Cohort(s): Children of the NLSY79, NLSY79
Publisher: American Sociological Association
Keyword(s): Birthweight; Maternal Employment; Pre-natal Care/Exposure; Pre/post Natal Behavior; Pregnancy and Pregnancy Outcomes; Underemployment; Unemployment; Weight

Permission to reprint the abstract has not been received from the publisher.
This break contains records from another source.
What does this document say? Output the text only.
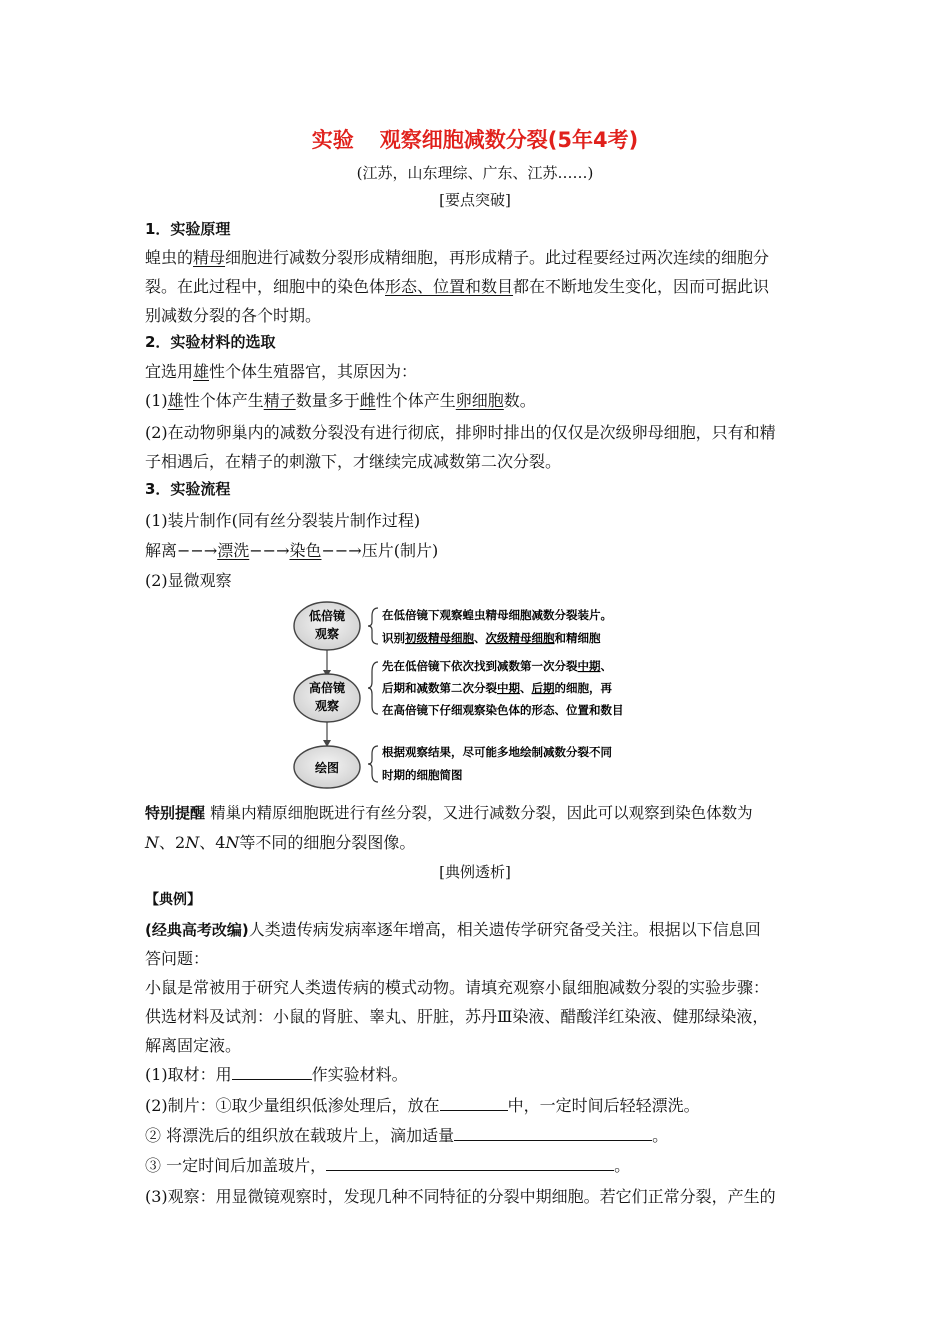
实验 观察细胞减数分裂(5年4考)
(江苏，山东理综、广东、江苏……)
[要点突破]
1．实验原理
蝗虫的精母细胞进行减数分裂形成精细胞，再形成精子。此过程要经过两次连续的细胞分
裂。在此过程中，细胞中的染色体形态、位置和数目都在不断地发生变化，因而可据此识
别减数分裂的各个时期。
2．实验材料的选取
宜选用雄性个体生殖器官，其原因为：
(1)雄性个体产生精子数量多于雌性个体产生卵细胞数。
(2)在动物卵巢内的减数分裂没有进行彻底，排卵时排出的仅仅是次级卵母细胞，只有和精
子相遇后，在精子的刺激下，才继续完成减数第二次分裂。
3．实验流程
(1)装片制作(同有丝分裂装片制作过程)
解离−−→漂洗−−→染色−−→压片(制片)
(2)显微观察
低倍镜
观察
高倍镜
观察
绘图
在低倍镜下观察蝗虫精母细胞减数分裂装片。
识别初级精母细胞、次级精母细胞和精细胞
先在低倍镜下依次找到减数第一次分裂中期、
后期和减数第二次分裂中期、后期的细胞，再
在高倍镜下仔细观察染色体的形态、位置和数目
根据观察结果，尽可能多地绘制减数分裂不同
时期的细胞简图
特别提醒 精巢内精原细胞既进行有丝分裂，又进行减数分裂，因此可以观察到染色体数为
N、2N、4N等不同的细胞分裂图像。
[典例透析]
【典例】
(经典高考改编)人类遗传病发病率逐年增高，相关遗传学研究备受关注。根据以下信息回
答问题：
小鼠是常被用于研究人类遗传病的模式动物。请填充观察小鼠细胞减数分裂的实验步骤：
供选材料及试剂：小鼠的肾脏、睾丸、肝脏，苏丹Ⅲ染液、醋酸洋红染液、健那绿染液，
解离固定液。
(1)取材：用	作实验材料。
(2)制片：①取少量组织低渗处理后，放在	中，一定时间后轻轻漂洗。
② 将漂洗后的组织放在载玻片上，滴加适量	。
③ 一定时间后加盖玻片，	。
(3)观察：用显微镜观察时，发现几种不同特征的分裂中期细胞。若它们正常分裂，产生的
Low birth weight has been linked at the aggregate level to unemployment rates and at the individual level to subjective distress. It was hypothesized that maternal underemployment, including unemployment, involuntary part time work, and low wage work, would predict decreased birth weight. The relationship of birth weight to maternal employment changes during pregnancy was studied prospectively in 1165 singleton first births in the National Longitudinal Survey of Youth data set. Controlling for other significant risk factors, women who shifted from adequate employment to underemployment had significantly lighter babies. Plausible mediators of this relationship were explored including prenatal health care, gestational age, and mother weight gain with results varying by type of underemployment. Two interactions also suggested that underemployment reduced the beneficial effect of mother weight gain on birth weight. These findings were partially replicated for low birth weight (<2500 grams) indicating the medical significance of the effect.
Bibliography Citation
Dooley, David and JoAnn Prause. "Birth Weight and Mothers' Adverse Employment Change." Journal of Health and Social Behavior 46,2 (June 2005): 141-155.